OUT-OF-COURT IDENTIFICATION

12/18/08 United States of America v. Eduardo K. Fernandez-Avalos and Maria C. Rosario
Case No. 07-cr-252-JD, Opinion No. 2008 DNH 211

Defendant Rosario moved to exclude a witness’s identification of her from a photographic array. The court found that the array, which presented eight photographs depicting women with similar characteristics in front of similar backgrounds, was not impermissibly suggestive. The court further found that even if the array were impermissibly suggestive, Rosario could not show a very substantial likelihood of misidentification. 9 pages. Judge Joseph A. DiClerico, Jr.

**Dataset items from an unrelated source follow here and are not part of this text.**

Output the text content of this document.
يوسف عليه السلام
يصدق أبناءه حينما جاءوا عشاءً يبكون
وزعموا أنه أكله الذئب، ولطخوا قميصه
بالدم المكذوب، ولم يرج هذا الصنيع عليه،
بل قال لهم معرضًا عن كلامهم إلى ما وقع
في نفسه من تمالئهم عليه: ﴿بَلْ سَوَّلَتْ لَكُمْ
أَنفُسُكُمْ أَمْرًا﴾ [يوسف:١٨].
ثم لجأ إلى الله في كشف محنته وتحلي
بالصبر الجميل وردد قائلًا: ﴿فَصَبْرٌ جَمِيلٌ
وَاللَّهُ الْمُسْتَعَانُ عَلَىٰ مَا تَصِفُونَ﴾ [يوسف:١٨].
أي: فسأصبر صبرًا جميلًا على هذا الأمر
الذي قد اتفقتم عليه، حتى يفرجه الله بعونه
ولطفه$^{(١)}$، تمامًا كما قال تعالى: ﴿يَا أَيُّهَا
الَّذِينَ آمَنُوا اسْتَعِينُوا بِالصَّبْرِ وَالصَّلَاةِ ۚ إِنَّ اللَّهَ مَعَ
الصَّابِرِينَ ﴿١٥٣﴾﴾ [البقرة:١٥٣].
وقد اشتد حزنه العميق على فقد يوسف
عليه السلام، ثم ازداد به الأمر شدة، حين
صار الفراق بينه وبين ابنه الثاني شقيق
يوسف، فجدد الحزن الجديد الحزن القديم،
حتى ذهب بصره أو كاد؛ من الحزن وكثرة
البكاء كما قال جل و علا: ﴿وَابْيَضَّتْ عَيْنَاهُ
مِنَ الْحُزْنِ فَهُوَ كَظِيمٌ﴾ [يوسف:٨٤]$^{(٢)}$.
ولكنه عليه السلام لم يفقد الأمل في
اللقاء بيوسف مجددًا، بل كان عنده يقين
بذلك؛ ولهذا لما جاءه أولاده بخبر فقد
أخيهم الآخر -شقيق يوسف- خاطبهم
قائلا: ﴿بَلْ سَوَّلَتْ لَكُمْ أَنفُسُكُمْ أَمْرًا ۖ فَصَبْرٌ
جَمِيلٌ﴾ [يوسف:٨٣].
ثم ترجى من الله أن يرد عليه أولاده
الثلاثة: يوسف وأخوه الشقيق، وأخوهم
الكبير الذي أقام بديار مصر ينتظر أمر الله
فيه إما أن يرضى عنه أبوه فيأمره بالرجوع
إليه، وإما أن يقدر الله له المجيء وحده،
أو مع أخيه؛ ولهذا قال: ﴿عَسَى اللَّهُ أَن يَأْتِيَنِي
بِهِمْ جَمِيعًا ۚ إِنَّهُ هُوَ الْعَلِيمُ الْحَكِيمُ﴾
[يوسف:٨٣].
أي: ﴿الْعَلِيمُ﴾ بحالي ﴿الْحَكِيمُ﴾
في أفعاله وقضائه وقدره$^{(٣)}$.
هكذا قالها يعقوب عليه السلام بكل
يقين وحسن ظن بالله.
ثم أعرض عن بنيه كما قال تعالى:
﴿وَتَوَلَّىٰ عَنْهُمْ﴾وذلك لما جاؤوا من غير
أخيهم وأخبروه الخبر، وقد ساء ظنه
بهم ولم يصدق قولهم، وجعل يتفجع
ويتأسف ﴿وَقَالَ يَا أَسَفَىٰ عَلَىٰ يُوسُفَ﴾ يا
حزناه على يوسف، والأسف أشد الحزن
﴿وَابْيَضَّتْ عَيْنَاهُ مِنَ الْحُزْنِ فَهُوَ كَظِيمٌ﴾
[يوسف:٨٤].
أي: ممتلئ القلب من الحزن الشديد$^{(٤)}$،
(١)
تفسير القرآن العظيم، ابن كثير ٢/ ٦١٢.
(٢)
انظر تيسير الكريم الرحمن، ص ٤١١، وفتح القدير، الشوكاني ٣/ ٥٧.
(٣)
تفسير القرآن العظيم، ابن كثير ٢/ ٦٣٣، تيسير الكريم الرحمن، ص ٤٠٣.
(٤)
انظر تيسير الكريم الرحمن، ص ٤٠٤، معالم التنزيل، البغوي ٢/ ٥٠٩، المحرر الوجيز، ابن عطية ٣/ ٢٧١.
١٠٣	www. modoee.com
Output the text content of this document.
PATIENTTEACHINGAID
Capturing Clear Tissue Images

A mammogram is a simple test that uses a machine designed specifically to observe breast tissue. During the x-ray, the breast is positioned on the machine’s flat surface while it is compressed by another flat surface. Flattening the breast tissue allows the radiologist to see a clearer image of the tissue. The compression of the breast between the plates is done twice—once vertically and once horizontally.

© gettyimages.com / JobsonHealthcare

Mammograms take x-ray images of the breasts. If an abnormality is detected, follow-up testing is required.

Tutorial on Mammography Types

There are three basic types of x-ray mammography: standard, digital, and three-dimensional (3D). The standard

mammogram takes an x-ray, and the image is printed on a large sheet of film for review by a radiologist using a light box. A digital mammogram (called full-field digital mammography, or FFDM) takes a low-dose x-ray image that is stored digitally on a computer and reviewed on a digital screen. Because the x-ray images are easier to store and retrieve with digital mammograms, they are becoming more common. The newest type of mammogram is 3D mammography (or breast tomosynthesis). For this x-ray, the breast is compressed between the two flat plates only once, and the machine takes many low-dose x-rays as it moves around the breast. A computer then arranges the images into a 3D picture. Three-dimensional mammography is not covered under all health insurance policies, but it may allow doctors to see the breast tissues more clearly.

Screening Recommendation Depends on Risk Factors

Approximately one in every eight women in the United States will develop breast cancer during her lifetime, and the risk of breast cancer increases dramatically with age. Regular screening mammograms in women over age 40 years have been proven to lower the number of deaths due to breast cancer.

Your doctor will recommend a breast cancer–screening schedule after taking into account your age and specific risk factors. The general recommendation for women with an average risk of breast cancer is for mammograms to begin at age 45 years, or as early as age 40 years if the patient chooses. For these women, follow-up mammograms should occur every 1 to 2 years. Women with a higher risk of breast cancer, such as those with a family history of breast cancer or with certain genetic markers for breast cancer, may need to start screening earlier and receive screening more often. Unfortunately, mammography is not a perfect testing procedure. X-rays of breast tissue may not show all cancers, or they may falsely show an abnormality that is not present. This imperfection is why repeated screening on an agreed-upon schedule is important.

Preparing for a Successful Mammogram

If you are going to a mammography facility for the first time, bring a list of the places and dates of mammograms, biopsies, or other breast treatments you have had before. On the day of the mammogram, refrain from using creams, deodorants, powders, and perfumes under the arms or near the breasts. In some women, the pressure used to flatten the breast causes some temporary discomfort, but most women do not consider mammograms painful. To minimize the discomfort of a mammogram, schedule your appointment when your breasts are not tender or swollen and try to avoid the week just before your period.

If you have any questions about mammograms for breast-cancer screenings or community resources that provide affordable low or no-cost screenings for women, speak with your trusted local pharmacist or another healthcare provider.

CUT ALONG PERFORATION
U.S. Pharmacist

RES JUDICATA, COLLATERAL, ESTOPPEL, RELEASE, CLASS ACTION

12/19/08 Lawrence and Marilyn Learner v. Marvin Lumber and Cedar Company, et al.
Case No. 08-cv-177-JL, Opinion No. 2008 NH 212

The defendants, sellers of allegedly defective windows, moved to dismiss the plaintiffs’ products liability action as barred by res judicata and release as the result of a class action judgment and settlement entered in a Minnesota court. The plaintiffs argued that they were not bound by the judgment and settlement because (1) it applied only to purchasers of windows treated with a certain preservative, (2) the claims asserted in that action did not include the claims they were asserting in this action, i.e., that the windows were defective in ways unrelated to the preservative, and (3) the judgment and settlement entered with insufficient notice and were otherwise unfair and unreasonable. The court noted that, under Reppert v. Marvin Lumber & Cedar Co., 359 F.3d 53 (1st Cir. 2004), considering the preclusive effect of the same judgment and settlement, the plaintiffs’ claims would be barred, and the notice of the settlement was sufficient. The court also noted that collateral attacks on a class action judgment are limited to sufficiency of notice and adequacy of representation, excluding challenges to its "fairness" or "reasonableness." Because the defendants had not conclusively established that the plaintiffs’ windows had been treated with the preservative, however, the defendants had not shown the plaintiffs’ membership in the class as necessary to prevail on the res judicata and release defenses on a motion to dismiss. The court therefore denied the motion without prejudice to reasserting those defenses on summary judgment, limiting discovery to the issue of whether the plaintiffs’ windows had been treated with the preservative. 23 pages. Judge Joseph N. Laplante.


STATUTE OF LIMITATIONS; STATE MEDICAL BOARD

12/31/08 Lyubov Y. Gorelik v. Kevin R. Costin
Case No. 08-cv-036-JL, Opinion No. 2008 DNH 217

The plaintiff, a physician, filed a five count complaint against the defendant, in his official capacity as President of the New Hampshire State Board of Medicine, alleging various violations of 42 U.S.C. § 1983 and the First and Fourteenth Amendments. The defendant filed a motion to dismiss, contending, inter alia, that the applicable statute of limitations period had expired. The court granted the defendant’s motion, concluding that the plaintiff’s claim was time-barred. The court also concluded that the "continuing violation" doctrine did not apply in this case because the plaintiff did not sufficiently allege a continuing tort. 14 pages. Judge Joseph N. Laplante.